The Iron Claw (on-demand, including Apple TV, Amazon, Cineplex Store)

A horror movie body-slammed by the weight of a grimy beyond-the-mat wrestling expose, The Iron Claw is Canadian director Sean Durkin’s latest portrait of domestic miserablism (after 2020′s The Nest) that breaks the bone before it cuts right to it. Intensely dark and depressing – though not without its pressure-valve moments of levity – the based-on-a-true-story film is in the running for the bleakest release of the holiday season. Which is exactly Durkin’s point. This is a picture as severe as the real-life generational abuse that its director is chronicling.

Thanksgiving (Crave)

Horror fiend Eli Roth returns to gross out audiences with this effective and efficient slasher, which has the added bonus of being shot in Toronto and Hamilton. Based on a decade-and-a-half-old “fake” trailer that appeared during Quentin Tarantino and Robert Rodriguez’s Grindhouse, Thanksgiving is a throwback to when horror films lived and died on their grimy VHS cover art, promising all kinds of sex and blood. While Roth’s film works fine enough as a whole, it’s worth watching for the prologue alone, a sequence of Black Friday shoppers gone berserk that neatly oscillates between hilarious and terrifying.

Strange Way of Life (on-demand, including Apple TV, Amazon, Cineplex Store)

Making a small splash on the art-house circuit this past fall, Pedro Almodóvar’s short film Strange Way of Life might be the best 30 minutes you’ll watch this spring. (And best of all, it’s an affordable on-demand rental, going for only $2.99 via most platforms.) Only Almodóvar’s second English-language project, after his 2020 short The Human Voice starring Tilda Swinton, Strange Way of Life is a western headlined by Ethan Hawke and Pedro Pascal, who play two gunslingers reuniting after a passionate affair.
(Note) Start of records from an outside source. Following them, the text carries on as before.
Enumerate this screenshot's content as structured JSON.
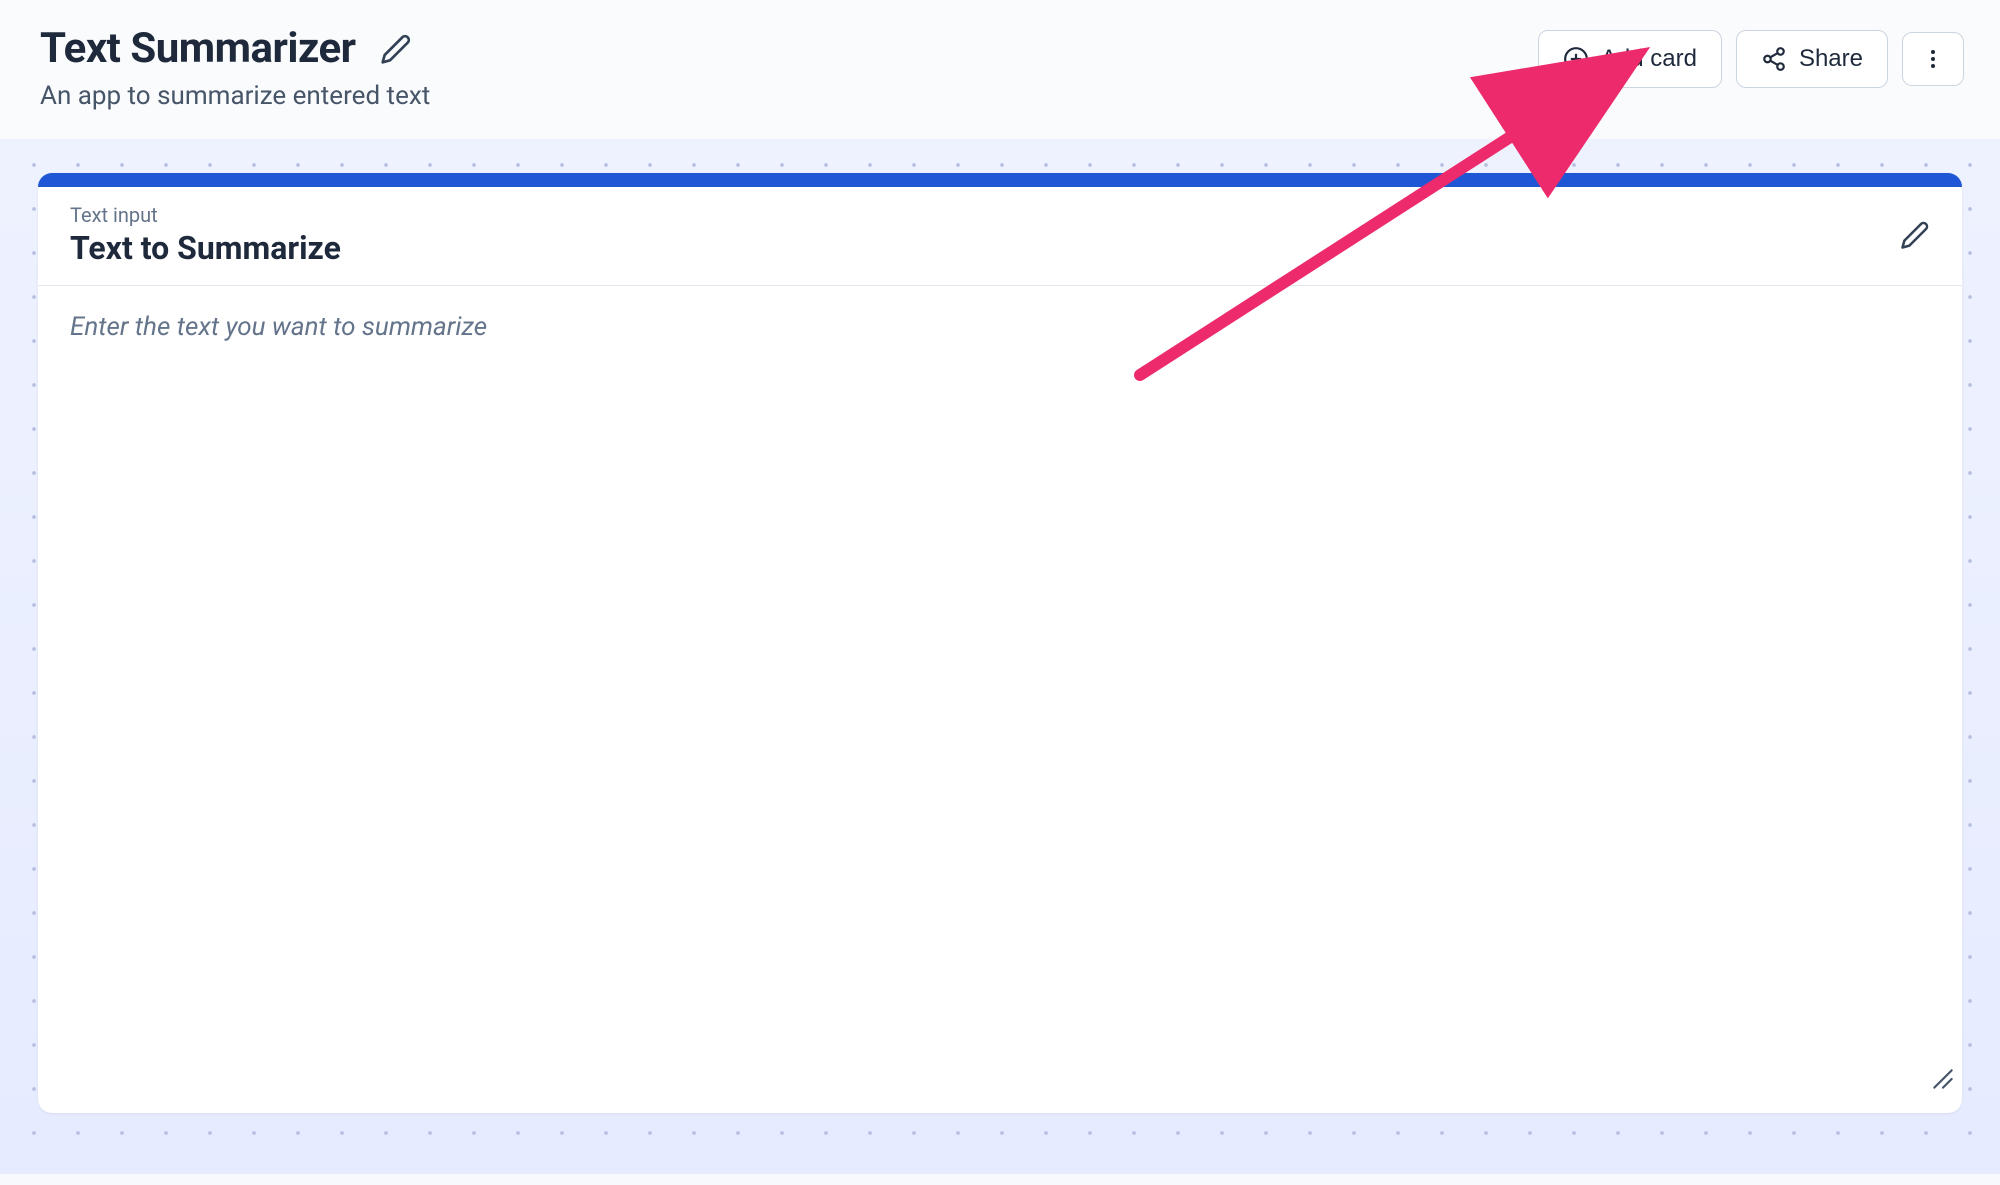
{
  "header": {
    "title": "Text Summarizer",
    "subtitle": "An app to summarize entered text",
    "add_card_label": "Add card",
    "share_label": "Share"
  },
  "card": {
    "type_label": "Text input",
    "title": "Text to Summarize",
    "placeholder": "Enter the text you want to summarize"
  },
  "colors": {
    "card_accent": "#1f56d6",
    "annotation": "#ed2b6c"
  }
}
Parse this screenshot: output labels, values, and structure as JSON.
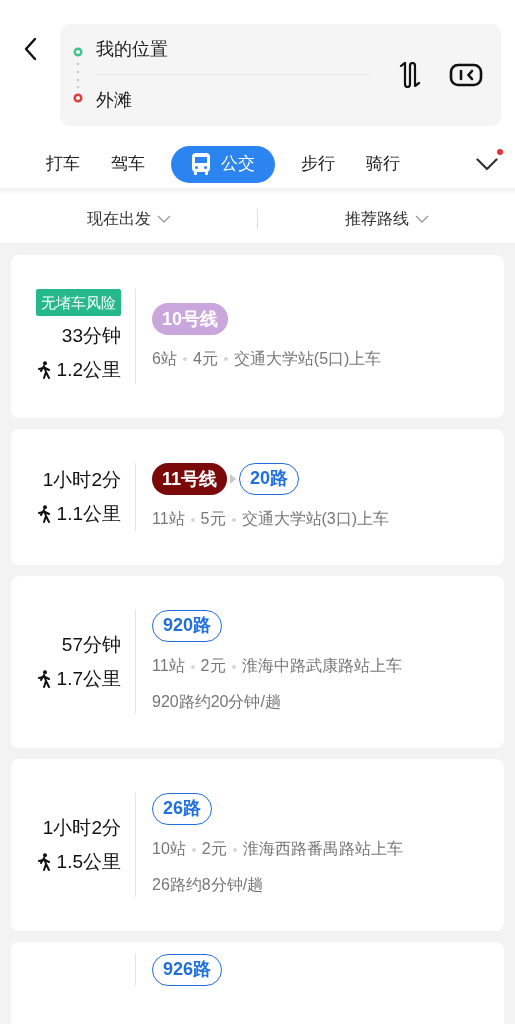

Playing with genre and tropes, Almodóvar creates a singular kind of experiment, as romantic as it is eccentric.

Tales from the Gimli Hospital (Mubi)

More than 20 years after it was famously rejected by the Toronto International Film Festival, Guy Maddin’s 1988 masterpiece Tales from the Gimli Hospital has undergone a 4K restoration and is now streaming on Mubi as part of the service’s “Wizard of Winnipeg” program, alongside Maddin’s 1990 comedy Archangel. The more experimental and beguiling of the two, Gimli is set in late 19th-century Winnipeg, where a smallpox epidemic takes hold of a small Icelandic-Canadian fishing village, which sets the stage for a bitter romance between two hospital patients and their nurse.